The municipal authority proposing the road is from the Megantoni district, in the Cusco region in south-east Peru. They envisage it following the course of the River Mishahua running upstream from a small settlement called Vista Alegre towards the KNNOR, established in 1990. The Culture Ministry has recommended modifying this plan so that the reserve is not directly or indirectly affected, but to date the municipality has effectively ignored that.
For all of the Peruvian state’s failure to protect the KNNOR over the years, building this road would constitute something of a new low. For almost a quarter of a century, a gas consortium headed by Argentina’s Pluspetrol, the US’s Hunt Oil and Spain’s Repsol has operated in the centre-west of the reserve, thereby making an almost total mockery of the KNNOR’s existence and any pretensions that the government has had about protecting it. “Pathetic, if not disastrous”, was how I described the project’s impacts on indigenous people living in the region in The Guardian some years ago, despite all the billions generated.
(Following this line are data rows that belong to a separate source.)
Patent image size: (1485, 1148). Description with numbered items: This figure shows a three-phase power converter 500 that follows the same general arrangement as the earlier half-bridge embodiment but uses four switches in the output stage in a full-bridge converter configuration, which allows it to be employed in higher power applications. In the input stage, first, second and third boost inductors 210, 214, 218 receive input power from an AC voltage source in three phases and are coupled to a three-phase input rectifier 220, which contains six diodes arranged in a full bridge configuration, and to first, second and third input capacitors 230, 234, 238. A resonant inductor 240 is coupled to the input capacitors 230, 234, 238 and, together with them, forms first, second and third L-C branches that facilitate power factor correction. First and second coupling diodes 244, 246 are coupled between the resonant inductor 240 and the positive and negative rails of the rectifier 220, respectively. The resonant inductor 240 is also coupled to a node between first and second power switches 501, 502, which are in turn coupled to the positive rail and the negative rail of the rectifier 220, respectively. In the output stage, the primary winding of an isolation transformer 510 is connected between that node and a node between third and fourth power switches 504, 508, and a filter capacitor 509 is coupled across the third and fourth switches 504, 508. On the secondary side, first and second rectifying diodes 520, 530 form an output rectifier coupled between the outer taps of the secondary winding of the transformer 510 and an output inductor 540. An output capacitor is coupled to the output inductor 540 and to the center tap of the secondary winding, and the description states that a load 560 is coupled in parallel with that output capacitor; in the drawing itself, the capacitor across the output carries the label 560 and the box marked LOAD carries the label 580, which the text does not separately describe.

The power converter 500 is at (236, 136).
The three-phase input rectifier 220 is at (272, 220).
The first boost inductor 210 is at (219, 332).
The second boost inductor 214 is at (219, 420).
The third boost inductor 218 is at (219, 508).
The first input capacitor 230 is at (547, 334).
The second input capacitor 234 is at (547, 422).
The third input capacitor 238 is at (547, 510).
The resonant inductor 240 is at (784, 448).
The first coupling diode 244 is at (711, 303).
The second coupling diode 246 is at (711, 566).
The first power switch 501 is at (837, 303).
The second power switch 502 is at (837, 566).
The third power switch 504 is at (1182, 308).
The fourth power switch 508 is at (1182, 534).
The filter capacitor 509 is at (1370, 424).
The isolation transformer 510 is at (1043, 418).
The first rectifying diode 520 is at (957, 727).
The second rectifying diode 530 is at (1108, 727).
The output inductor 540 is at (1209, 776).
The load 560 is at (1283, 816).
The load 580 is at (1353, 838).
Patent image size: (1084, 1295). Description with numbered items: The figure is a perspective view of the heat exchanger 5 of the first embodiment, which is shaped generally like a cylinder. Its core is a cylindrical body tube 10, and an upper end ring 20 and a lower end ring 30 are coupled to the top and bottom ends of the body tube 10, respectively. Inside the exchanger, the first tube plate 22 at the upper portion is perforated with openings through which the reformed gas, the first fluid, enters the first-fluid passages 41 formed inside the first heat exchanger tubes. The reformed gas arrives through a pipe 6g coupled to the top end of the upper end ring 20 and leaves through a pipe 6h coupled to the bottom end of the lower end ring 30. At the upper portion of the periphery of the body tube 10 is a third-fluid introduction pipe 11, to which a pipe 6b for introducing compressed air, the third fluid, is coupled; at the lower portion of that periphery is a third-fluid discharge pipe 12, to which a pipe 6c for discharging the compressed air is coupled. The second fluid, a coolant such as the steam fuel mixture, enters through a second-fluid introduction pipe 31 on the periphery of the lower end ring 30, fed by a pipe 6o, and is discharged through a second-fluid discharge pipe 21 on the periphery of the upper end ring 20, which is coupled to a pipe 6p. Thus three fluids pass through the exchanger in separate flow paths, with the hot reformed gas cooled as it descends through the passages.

Ironically, one of the things the “Camisea project” - as Pluspetrol et al’s operations are commonly known - prides itself on is the “inland-offshore” infrastructure model it has implemented. In other words, instead of building roads from its processing plant and operations base on the River Urubamba to its drilling platforms in the KNNOR, it has used boats, the rivers - most notably, the Camisea and Cashiriari - and helicopters instead.
Indeed, the Camisea and Cashiriari are two of only a handful of rivers that run into - or rather out of - the KNNOR. The River Mishahua is another. After years of a multi-billion dollar gas project run by an international consortium avoiding the use of roads because of concerns about who-knows-how-many-100s of people might subsequently flood into the reserve, it would be particularly tragic if the Megantoni municipality did something akin to the exact opposite.